Wisely, ERB makes no attempt to explain the science involved in Professor Maxon's experiments. Because DNA had not yet been discovered, we are left to suppose that he envisioned a science similar to that in Aldous Huxley's Brave New World, based on the interactions of chemicals. (Brave New World was first published in 1932, three years after the book publication of The Monster Men. It is highly unlikely that Huxley would have known of this book.) Huxley, however, wisely does not assume accelerated growth to adult size, as ERB must assume for the timeframe of his plot. In the pseudo-birth at adult size, ERB is much closer to Mary Shelley's Frankenstein, although Dr. Frankenstein's monster is the result of surgical and electrical processes, rather than chemical.
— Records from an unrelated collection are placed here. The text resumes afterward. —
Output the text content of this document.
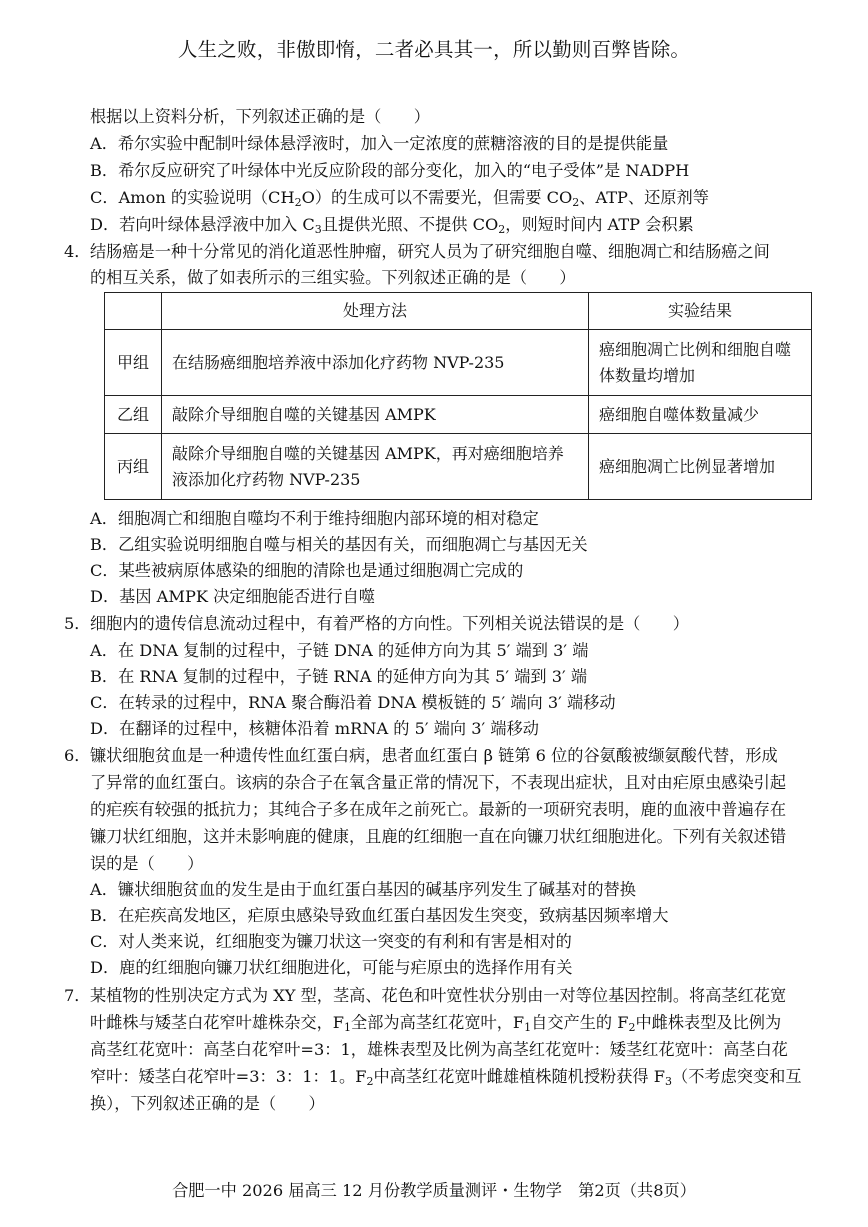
人生之败，非傲即惰，二者必具其一，所以勤则百弊皆除。
根据以上资料分析，下列叙述正确的是（　　）
A．希尔实验中配制叶绿体悬浮液时，加入一定浓度的蔗糖溶液的目的是提供能量
B．希尔反应研究了叶绿体中光反应阶段的部分变化，加入的“电子受体”是 NADPH
C．Amon 的实验说明$(CH_2O)$的生成可以不需要光，但需要 $CO_2$、ATP、还原剂等
D．若向叶绿体悬浮液中加入 $C_3$且提供光照、不提供 $CO_2$，则短时间内 ATP 会积累
4．结肠癌是一种十分常见的消化道恶性肿瘤，研究人员为了研究细胞自噬、细胞凋亡和结肠癌之间
的相互关系，做了如表所示的三组实验。下列叙述正确的是（　　）
	处理方法	实验结果
甲组	在结肠癌细胞培养液中添加化疗药物 NVP-235	癌细胞凋亡比例和细胞自噬体数量均增加
乙组	敲除介导细胞自噬的关键基因 AMPK	癌细胞自噬体数量减少
丙组	敲除介导细胞自噬的关键基因 AMPK，再对癌细胞培养液添加化疗药物 NVP-235	癌细胞凋亡比例显著增加
A．细胞凋亡和细胞自噬均不利于维持细胞内部环境的相对稳定
B．乙组实验说明细胞自噬与相关的基因有关，而细胞凋亡与基因无关
C．某些被病原体感染的细胞的清除也是通过细胞凋亡完成的
D．基因 AMPK 决定细胞能否进行自噬
5．细胞内的遗传信息流动过程中，有着严格的方向性。下列相关说法错误的是（　　）
A．在 DNA 复制的过程中，子链 DNA 的延伸方向为其 5′ 端到 3′ 端
B．在 RNA 复制的过程中，子链 RNA 的延伸方向为其 5′ 端到 3′ 端
C．在转录的过程中，RNA 聚合酶沿着 DNA 模板链的 5′ 端向 3′ 端移动
D．在翻译的过程中，核糖体沿着 mRNA 的 5′ 端向 3′ 端移动
6．镰状细胞贫血是一种遗传性血红蛋白病，患者血红蛋白 β 链第 6 位的谷氨酸被缬氨酸代替，形成
了异常的血红蛋白。该病的杂合子在氧含量正常的情况下，不表现出症状，且对由疟原虫感染引起
的疟疾有较强的抵抗力；其纯合子多在成年之前死亡。最新的一项研究表明，鹿的血液中普遍存在
镰刀状红细胞，这并未影响鹿的健康，且鹿的红细胞一直在向镰刀状红细胞进化。下列有关叙述错
误的是（　　）
A．镰状细胞贫血的发生是由于血红蛋白基因的碱基序列发生了碱基对的替换
B．在疟疾高发地区，疟原虫感染导致血红蛋白基因发生突变，致病基因频率增大
C．对人类来说，红细胞变为镰刀状这一突变的有利和有害是相对的
D．鹿的红细胞向镰刀状红细胞进化，可能与疟原虫的选择作用有关
7．某植物的性别决定方式为 XY 型，茎高、花色和叶宽性状分别由一对等位基因控制。将高茎红花宽
叶雌株与矮茎白花窄叶雄株杂交，$F_1$全部为高茎红花宽叶，$F_1$自交产生的 $F_2$中雌株表型及比例为
高茎红花宽叶：高茎白花窄叶=3：1，雄株表型及比例为高茎红花宽叶：矮茎红花宽叶：高茎白花
窄叶：矮茎白花窄叶=3：3：1：1。$F_2$中高茎红花宽叶雌雄植株随机授粉获得 $F_3$（不考虑突变和互
换），下列叙述正确的是（　　）
合肥一中 2026 届高三 12 月份教学质量测评・生物学　第2页（共8页）
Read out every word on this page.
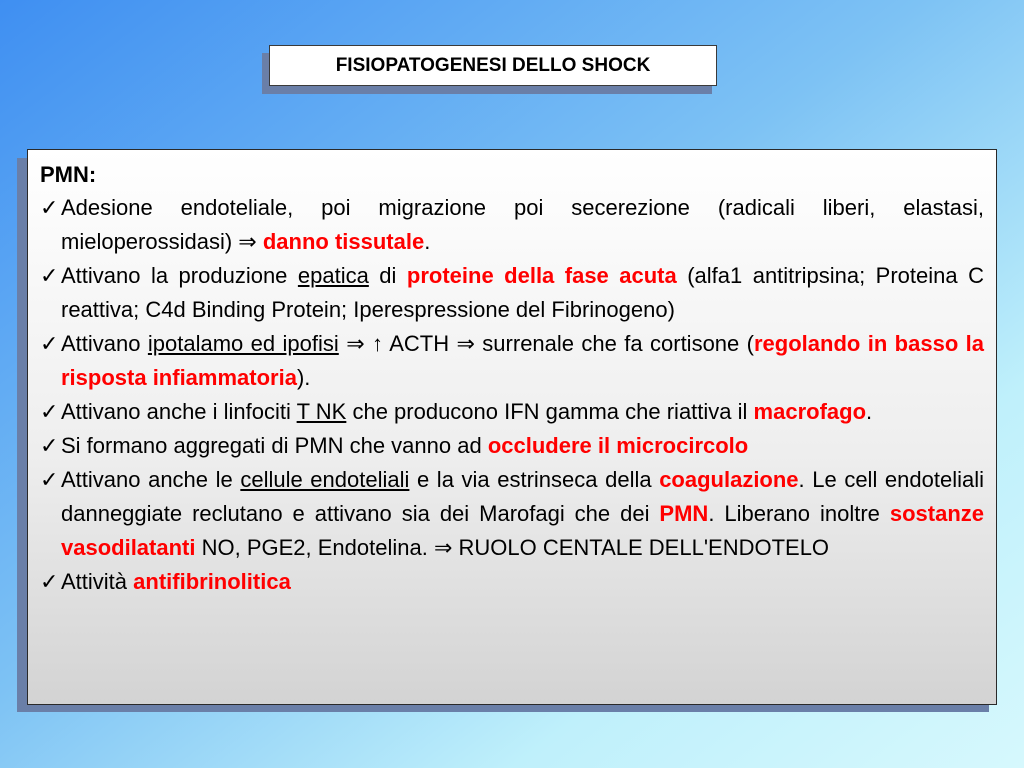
FISIOPATOGENESI DELLO SHOCK
PMN:
✓ Adesione endoteliale, poi migrazione poi secerezione (radicali liberi, elastasi, mieloperossidasi) ⇒ danno tissutale.
✓ Attivano la produzione epatica di proteine della fase acuta (alfa1 antitripsina; Proteina C reattiva; C4d Binding Protein; Iperespressione del Fibrinogeno)
✓ Attivano ipotalamo ed ipofisi ⇒ ↑ ACTH ⇒ surrenale che fa cortisone (regolando in basso la risposta infiammatoria).
✓ Attivano anche i linfociti T NK che producono IFN gamma che riattiva il macrofago.
✓ Si formano aggregati di PMN che vanno ad occludere il microcircolo
✓ Attivano anche le cellule endoteliali e la via estrinseca della coagulazione. Le cell endoteliali danneggiate reclutano e attivano sia dei Marofagi che dei PMN. Liberano inoltre sostanze vasodilatanti NO, PGE2, Endotelina. ⇒ RUOLO CENTALE DELL'ENDOTELO
✓ Attività antifibrinolitica
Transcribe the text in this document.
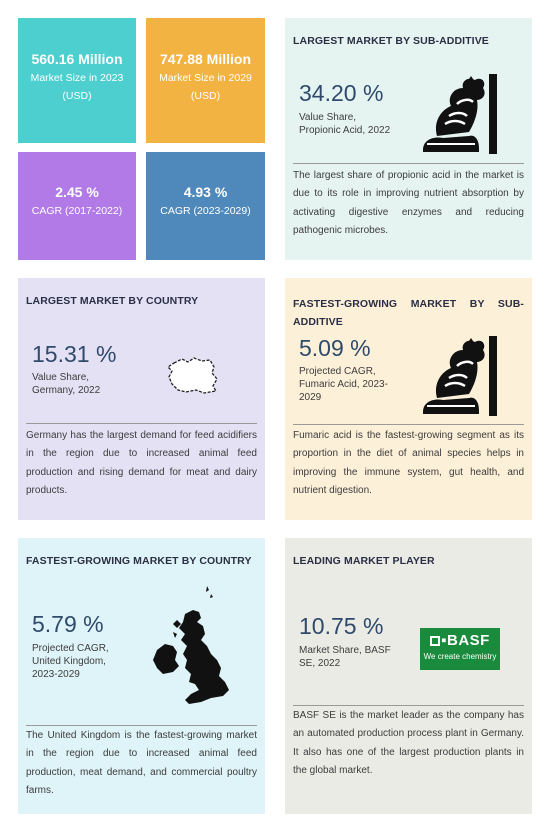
560.16 Million
Market Size in 2023
(USD)
747.88 Million
Market Size in 2029
(USD)
2.45 %
CAGR (2017-2022)
4.93 %
CAGR (2023-2029)
LARGEST MARKET BY SUB-ADDITIVE
34.20 %
Value Share,
Propionic Acid, 2022
The largest share of propionic acid in the market is due to its role in improving nutrient absorption by activating digestive enzymes and reducing pathogenic microbes.
LARGEST MARKET BY COUNTRY
15.31 %
Value Share,
Germany, 2022
Germany has the largest demand for feed acidifiers in the region due to increased animal feed production and rising demand for meat and dairy products.
FASTEST-GROWING MARKET BY SUB-
ADDITIVE
5.09 %
Projected CAGR,
Fumaric Acid, 2023-
2029
Fumaric acid is the fastest-growing segment as its proportion in the diet of animal species helps in improving the immune system, gut health, and nutrient digestion.
FASTEST-GROWING MARKET BY COUNTRY
5.79 %
Projected CAGR,
United Kingdom,
2023-2029
The United Kingdom is the fastest-growing market in the region due to increased animal feed production, meat demand, and commercial poultry farms.
LEADING MARKET PLAYER
10.75 %
Market Share, BASF
SE, 2022
▪BASF
We create chemistry
BASF SE is the market leader as the company has an automated production process plant in Germany. It also has one of the largest production plants in the global market.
Perhaps most interesting about the book is the assumption apparently shared by Professor Maxon and ERB that the factor which most distinguishes the scientific experiments from true humans is neither their physical abnormalities nor their deficient brains (mentioned frequently, but not carefully shown to the reader). Rather, it is their lack of a soul. We are never told why they lack souls, though it is implied by some characters and assumed by others that the lack is an inherent result of their creation by a human, rather than by God. In this day of debate over the ethics of cloning, this assumption is often bandied about as if it were an established fact. However, none of the characters in the books or participants in the debate seem to know what a soul is or how reliably to determine whether someone has such an intangible. Number Thirteen is the only character who wrestles with the issue, though Numbers Two through Twelve accept the designation as soulless without argument and conclude that this makes them worthless and gives them sufficient reason to hate their creator and sufficient cause to attempt his murder. Finally, the real issue is what it means to be human, but the plot never resolves the issue.

With all these correspondences to other, better-known works, a reader not among those who will read anything and everything by ERB must surely ask whether this book is worth the time to find and read. It is interesting as a reworking of those familiar motifs and may be worth the time for that reason. It is another treatment of some aspects currently in the national and international debate over a difficult, controversial issue. It is ERB visiting again the broad outlines of the story for which he is most famous. It's a relatively quick read and an engaging story, certainly worth this reader's time.